You need to enable CORS by setting the environment variable WEBCLIENT_ORIGIN:
// file: /src/main.ts
app.enableCors({
origin: process.env.WEBCLIENT_ORIGIN
});You can use a .env file, as in the repo's example, or configure your environment variable as you prefer.
# development
$ npm run start
# watch mode
$ npm run start:dev
# production mode
$ npm run start:prodNavigate to {{your domain}}/jobs to test the API and check the returned json.
The main controller jobs is located under /src/jobs.
Each scraped website has its own nuances (a different HTML structure, or AJAX strategy to look for , and list, jobs ads.
So the /src/jobs/services folder help in organizing the code for the respective web pages.

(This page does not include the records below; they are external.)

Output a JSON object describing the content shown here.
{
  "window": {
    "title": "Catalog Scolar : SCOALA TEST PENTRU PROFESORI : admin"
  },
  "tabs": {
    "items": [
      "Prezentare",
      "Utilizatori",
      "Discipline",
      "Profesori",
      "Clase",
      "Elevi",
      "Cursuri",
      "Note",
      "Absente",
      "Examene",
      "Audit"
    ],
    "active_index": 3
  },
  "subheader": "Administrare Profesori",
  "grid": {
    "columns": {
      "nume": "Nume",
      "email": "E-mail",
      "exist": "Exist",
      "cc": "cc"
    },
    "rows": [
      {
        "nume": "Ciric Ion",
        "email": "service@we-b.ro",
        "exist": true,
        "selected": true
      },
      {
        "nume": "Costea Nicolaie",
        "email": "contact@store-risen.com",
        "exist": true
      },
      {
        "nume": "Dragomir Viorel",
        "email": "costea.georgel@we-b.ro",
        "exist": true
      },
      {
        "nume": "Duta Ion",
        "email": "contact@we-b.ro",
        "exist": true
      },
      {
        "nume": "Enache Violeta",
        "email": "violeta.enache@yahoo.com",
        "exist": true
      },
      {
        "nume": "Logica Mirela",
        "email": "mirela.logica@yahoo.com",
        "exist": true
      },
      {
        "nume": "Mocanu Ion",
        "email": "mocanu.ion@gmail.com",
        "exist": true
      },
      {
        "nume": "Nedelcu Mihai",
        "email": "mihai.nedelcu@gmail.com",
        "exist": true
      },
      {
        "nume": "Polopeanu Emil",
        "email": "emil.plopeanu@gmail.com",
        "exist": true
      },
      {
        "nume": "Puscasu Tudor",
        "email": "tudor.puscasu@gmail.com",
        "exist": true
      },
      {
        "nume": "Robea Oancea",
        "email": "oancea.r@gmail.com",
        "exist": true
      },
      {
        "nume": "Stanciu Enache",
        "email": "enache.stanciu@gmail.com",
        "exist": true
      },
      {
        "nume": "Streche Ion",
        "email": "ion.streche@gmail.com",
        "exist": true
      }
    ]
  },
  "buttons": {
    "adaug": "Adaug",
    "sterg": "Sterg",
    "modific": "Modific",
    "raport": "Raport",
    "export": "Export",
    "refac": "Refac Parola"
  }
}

Each job is defined through a Typescript interface:
export interface Job {
title: string, // job title, as exposed by the original source
location: string // location of the offered job,
publicationDate: string, // online since
url: string, // original job link from website
originalSource: string, // job original source
originalSourceJobsUrl: string, // original source jobs list page
description: string // job extended description
}And then collected and grouped in the results property of the JobSource interface, which is used to normalize different outputs from different pages, and send a common json to the client app:
import { Job } from './Job.interface';
export interface JobsSource {
name: string, // website name
url: string, // base website url
results: Job[],
error?: string
}# unit tests
$ npm run test
# e2e tests
$ npm run test:e2e
# test coverage
$ npm run test:cov